Those of you who are not steeped in the arcana of the Plame story may be wondering why all the speculation about the White House Iraq Group being implicated in a widening Fitzgerald investigation has bloggers salivating.
Read this (pdf) report called "Truth from These Podia: Summary of a Study of Strategic Influence, Perception Management, Strategic Information Warfare and Strategic Psychological Operations in Gulf II," written by Colonel Sam Gardiner who identified 50 false news stories created and leaked by a secretive White House propaganda apparatus. Here's a news story about it:
According to Gardiner, "It was not bad intelligence" that lead to the quagmire in Iraq, "It was an orchestrated effort [that] began before the war" that was designed to mislead the public and the world. Gardiner's research lead him to conclude that the US and Britain had conspired at the highest levels to plant "stories of strategic influence" that were known to be false.
The Times of London described the $200-million-plus US operation as a "meticulously planned strategy to persuade the public, the Congress, and the allies of the need to confront the threat from Saddam Hussein."
The multimillion-dollar propaganda campaign run out of the White House and Defense Department was, in Gardiner's final assessment "irresponsible in parts" and "might have been illegal."
"Washington and London did not trust the peoples of their democracies to come to the right decisions," Gardiner explains. Consequently, "Truth became a casualty.

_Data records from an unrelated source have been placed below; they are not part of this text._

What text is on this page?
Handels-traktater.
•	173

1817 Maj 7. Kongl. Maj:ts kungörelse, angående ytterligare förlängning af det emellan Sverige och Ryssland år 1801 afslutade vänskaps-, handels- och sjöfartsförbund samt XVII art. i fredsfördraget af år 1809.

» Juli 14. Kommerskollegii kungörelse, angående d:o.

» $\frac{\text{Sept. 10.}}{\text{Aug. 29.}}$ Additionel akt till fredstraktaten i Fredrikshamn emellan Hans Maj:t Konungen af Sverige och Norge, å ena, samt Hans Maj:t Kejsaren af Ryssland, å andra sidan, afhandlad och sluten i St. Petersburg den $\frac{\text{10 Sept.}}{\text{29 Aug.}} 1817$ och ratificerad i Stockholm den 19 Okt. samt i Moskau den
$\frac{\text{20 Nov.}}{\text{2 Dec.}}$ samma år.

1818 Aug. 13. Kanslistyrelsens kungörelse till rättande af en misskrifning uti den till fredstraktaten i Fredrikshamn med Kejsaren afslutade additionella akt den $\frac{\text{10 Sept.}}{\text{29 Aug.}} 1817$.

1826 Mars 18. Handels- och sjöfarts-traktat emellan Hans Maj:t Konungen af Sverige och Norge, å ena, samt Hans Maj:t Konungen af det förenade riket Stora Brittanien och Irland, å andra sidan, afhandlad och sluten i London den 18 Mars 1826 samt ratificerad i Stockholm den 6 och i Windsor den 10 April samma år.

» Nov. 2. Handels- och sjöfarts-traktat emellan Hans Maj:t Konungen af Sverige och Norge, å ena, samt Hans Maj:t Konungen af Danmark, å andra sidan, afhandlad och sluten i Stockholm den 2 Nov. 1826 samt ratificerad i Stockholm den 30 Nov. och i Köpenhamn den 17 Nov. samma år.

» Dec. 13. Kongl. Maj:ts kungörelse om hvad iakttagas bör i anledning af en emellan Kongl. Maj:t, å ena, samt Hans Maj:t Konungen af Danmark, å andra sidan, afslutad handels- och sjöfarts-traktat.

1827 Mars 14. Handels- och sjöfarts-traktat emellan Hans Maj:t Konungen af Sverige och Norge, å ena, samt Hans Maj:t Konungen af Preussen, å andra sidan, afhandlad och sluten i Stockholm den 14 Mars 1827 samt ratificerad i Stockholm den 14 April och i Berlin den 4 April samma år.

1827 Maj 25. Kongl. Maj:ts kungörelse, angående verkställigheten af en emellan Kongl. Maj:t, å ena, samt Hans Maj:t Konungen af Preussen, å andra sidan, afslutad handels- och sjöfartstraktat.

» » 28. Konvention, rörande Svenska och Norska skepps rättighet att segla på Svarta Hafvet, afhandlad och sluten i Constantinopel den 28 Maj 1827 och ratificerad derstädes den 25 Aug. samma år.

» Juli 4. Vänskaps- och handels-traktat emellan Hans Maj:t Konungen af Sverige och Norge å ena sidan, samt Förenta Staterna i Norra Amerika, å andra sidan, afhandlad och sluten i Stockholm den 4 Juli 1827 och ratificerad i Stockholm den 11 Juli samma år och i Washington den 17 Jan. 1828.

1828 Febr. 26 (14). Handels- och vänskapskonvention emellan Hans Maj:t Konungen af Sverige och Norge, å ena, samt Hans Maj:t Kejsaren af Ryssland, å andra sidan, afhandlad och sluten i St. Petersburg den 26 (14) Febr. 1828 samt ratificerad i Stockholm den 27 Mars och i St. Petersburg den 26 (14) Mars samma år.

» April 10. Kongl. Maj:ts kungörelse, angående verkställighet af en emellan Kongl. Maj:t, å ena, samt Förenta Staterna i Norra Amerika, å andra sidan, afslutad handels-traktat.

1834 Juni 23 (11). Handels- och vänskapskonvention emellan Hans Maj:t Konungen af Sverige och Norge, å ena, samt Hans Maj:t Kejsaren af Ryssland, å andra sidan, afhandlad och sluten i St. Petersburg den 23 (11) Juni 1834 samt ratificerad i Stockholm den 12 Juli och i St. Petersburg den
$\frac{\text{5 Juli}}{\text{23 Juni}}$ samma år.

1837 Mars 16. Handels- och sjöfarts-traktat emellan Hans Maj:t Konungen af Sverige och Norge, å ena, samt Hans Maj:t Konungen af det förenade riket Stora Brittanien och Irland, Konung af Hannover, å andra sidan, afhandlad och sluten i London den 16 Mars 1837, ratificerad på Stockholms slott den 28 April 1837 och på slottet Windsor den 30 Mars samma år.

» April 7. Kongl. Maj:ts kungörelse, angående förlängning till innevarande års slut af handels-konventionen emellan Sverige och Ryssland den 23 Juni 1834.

When truth is a casualty, democracy receives collateral damage." For the first time in US history, "we allowed strategic psychological operations to become part of public affairs... [W]hat has happened is that information warfare, strategic influence, [and] strategic psychological operations pushed their way into the important process of informing the peoples of our two democracies."
It was this story that the White House didn't want exposed and when Joe Wilson started making noises about Dick Cheney and yellowcake, they got very nervous. After all, the WMD's weren't turning up in Iraq.
On August 10, 2003, just a month after Wilson's op-ed, Barton Gellman and Walter Pincus, wrote an article in the WaPo:
IRAQ'S NUCLEAR FILE : Inside the Prewar Debate, Depiction of Threat Outgrew Supporting Evidence
This article is based on interviews with analysts and policymakers inside and outside the U.S. government, and access to internal documents and technical evidence not previously made public.
The new information indicates a pattern in which President Bush, Vice President Cheney and their subordinates -- in public and behind the scenes -- made allegations depicting Iraq's nuclear weapons program as more active, more certain and more imminent in its threat than the data they had would support. On occasion administration advocates withheld evidence that did not conform to their views. The White House seldom corrected misstatements or acknowledged loss of confidence in information upon which it had previously relied
This story has never been fully aired to the public for reasons the mainstream press has to answer for. If the Iraq Group (WHIG), which implicates all the big players in this, possibly even the president, becomes a part of a federal criminal case, it will likely also become the subject of intense media scrutiny.